Le souhait de conduire 80 % d'une classe d'âge au baccalauréat a été comblé au-delà des espérances : en 1995, le taux de réussite était de 75 %, en 2019, il dépasse les 90 %. Par démagogie et par laxisme, les politiciens qui nous gouvernent ont bradé ce diplôme. Incapables de conduire les élèves au niveau du baccalauréat, ils l'ont adapté au niveau des élèves. Il existe encore de bons élèves, mais ils sont perdus dans la masse. Quand ils ont la chance d'échapper à la médiocrité générale, c'est tout juste si on ne les montre pas du doigt ou on les exhibe comme des phénomènes de foire.
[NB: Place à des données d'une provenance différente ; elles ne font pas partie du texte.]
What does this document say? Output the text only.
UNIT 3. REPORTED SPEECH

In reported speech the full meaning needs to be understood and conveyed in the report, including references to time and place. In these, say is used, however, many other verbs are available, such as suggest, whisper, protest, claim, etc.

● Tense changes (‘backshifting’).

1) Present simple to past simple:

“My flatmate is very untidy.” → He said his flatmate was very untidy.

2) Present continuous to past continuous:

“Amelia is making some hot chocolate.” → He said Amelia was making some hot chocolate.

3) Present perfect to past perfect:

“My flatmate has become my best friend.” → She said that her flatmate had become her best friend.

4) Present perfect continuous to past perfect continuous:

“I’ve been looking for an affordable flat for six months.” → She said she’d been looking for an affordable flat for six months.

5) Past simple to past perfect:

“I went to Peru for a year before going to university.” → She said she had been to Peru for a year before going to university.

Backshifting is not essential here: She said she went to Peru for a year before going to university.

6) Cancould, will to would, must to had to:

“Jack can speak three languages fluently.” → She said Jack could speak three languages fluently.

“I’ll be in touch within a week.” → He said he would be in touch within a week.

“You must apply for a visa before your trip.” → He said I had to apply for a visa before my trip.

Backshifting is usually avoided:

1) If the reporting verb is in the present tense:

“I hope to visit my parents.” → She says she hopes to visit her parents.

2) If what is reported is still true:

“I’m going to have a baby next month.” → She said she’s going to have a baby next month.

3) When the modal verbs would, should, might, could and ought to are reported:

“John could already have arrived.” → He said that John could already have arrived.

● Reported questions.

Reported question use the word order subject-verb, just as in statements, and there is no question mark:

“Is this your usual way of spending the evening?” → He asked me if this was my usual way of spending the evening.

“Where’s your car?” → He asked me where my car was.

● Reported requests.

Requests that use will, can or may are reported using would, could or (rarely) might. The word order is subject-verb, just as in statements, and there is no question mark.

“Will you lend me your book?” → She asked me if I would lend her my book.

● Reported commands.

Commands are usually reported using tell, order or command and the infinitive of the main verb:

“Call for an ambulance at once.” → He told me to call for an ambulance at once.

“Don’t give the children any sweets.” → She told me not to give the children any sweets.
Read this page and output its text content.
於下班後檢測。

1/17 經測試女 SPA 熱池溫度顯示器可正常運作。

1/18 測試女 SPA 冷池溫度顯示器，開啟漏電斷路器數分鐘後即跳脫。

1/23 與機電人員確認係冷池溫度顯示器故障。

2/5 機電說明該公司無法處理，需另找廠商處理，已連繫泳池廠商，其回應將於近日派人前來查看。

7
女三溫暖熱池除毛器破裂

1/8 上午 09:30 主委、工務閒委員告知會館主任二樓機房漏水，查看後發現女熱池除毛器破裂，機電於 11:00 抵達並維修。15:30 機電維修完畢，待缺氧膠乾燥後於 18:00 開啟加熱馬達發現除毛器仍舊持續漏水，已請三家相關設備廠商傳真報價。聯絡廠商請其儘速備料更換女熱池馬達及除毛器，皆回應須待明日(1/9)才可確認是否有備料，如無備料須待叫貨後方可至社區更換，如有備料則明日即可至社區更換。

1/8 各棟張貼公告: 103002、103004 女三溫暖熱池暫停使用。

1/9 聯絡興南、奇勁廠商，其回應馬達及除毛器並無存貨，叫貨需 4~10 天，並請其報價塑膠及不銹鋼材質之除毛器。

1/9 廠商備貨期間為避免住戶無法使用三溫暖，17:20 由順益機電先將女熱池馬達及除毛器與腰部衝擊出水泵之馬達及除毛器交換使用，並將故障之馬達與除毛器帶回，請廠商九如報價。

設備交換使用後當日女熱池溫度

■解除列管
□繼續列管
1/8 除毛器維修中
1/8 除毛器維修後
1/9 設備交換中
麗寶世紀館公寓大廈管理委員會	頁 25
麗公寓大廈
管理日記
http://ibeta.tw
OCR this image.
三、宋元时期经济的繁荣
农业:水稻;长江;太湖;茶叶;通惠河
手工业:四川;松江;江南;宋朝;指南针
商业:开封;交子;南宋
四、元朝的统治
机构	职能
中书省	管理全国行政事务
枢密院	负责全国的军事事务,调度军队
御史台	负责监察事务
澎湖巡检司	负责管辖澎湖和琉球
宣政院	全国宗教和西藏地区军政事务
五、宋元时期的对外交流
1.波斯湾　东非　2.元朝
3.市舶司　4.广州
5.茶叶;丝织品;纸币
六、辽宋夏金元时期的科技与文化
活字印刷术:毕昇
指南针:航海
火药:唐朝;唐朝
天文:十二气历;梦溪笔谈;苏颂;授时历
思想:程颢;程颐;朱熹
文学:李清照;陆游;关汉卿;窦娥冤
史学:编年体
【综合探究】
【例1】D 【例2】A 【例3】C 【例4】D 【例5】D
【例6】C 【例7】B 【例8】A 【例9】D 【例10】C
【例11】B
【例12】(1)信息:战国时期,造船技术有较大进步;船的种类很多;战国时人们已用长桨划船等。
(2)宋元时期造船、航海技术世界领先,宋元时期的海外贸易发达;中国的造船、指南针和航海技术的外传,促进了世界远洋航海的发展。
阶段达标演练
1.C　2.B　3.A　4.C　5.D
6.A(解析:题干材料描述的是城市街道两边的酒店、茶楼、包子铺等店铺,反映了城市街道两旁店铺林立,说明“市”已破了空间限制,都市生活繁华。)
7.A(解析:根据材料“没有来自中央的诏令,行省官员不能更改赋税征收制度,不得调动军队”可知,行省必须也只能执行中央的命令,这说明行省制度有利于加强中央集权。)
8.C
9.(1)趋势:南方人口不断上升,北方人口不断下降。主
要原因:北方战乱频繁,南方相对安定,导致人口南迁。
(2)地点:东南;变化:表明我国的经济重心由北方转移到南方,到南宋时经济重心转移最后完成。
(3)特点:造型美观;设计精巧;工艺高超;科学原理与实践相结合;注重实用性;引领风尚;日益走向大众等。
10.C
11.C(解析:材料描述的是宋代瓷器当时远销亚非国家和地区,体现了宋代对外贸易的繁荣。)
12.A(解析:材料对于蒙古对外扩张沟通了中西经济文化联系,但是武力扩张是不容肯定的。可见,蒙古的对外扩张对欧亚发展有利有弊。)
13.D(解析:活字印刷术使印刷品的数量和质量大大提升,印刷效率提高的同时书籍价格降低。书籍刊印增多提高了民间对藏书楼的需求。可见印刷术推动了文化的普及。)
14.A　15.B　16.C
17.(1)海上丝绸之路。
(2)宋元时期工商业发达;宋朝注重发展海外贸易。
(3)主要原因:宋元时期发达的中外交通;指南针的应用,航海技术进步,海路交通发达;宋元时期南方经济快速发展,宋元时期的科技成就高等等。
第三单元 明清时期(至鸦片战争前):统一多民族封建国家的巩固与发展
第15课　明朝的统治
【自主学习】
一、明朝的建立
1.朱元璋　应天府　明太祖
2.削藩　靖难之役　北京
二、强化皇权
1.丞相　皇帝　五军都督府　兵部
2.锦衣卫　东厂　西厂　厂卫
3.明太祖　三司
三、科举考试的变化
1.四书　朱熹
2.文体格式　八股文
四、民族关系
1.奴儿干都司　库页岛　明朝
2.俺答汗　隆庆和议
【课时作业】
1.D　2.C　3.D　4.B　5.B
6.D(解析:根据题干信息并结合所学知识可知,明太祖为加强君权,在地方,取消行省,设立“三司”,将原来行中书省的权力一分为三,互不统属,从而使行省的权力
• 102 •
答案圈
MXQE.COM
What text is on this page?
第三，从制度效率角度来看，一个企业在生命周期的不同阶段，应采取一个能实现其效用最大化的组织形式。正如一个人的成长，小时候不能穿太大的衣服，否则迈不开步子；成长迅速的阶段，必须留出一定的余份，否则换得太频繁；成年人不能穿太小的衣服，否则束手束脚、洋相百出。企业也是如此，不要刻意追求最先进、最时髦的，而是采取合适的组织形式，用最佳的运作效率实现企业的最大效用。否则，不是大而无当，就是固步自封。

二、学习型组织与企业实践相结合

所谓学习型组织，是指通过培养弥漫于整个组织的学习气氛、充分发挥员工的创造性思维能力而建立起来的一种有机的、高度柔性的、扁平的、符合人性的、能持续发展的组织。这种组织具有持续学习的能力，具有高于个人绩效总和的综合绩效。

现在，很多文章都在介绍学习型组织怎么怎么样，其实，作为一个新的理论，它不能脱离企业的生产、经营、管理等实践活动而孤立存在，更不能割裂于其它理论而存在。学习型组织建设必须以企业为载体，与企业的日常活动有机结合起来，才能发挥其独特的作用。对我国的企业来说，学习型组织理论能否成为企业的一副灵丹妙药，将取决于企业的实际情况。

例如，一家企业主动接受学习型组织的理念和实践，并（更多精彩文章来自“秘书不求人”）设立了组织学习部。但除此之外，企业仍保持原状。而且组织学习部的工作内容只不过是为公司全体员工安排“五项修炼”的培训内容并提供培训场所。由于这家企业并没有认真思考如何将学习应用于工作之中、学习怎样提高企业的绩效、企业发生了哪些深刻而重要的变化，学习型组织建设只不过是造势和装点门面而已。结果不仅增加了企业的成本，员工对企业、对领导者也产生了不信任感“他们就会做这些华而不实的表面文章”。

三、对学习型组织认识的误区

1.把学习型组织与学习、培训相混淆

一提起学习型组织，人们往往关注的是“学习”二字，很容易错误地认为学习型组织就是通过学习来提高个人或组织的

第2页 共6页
La réforme du baccalauréat, qui prétendait redonner du sens à cet examen et permettre une meilleure orientation dans l'enseignement supérieur, a aggravé la situation. Le poids du contrôle continu, facteur d'inégalités et de pressions de toutes sortes, le passage en mars des épreuves de spécialité et le calendrier de Parcoursup ont eu des effets délétères. Dès le mois d'avril, les jeux sont faits, les élèves connaissent leurs résultats, les absences se multiplient. Dans ces conditions, l'épreuve de philosophie, autrefois si importante, est devenue bien secondaire. Reste le « grand oral », qui n'a de grand que son nom et n'est qu'une formalité.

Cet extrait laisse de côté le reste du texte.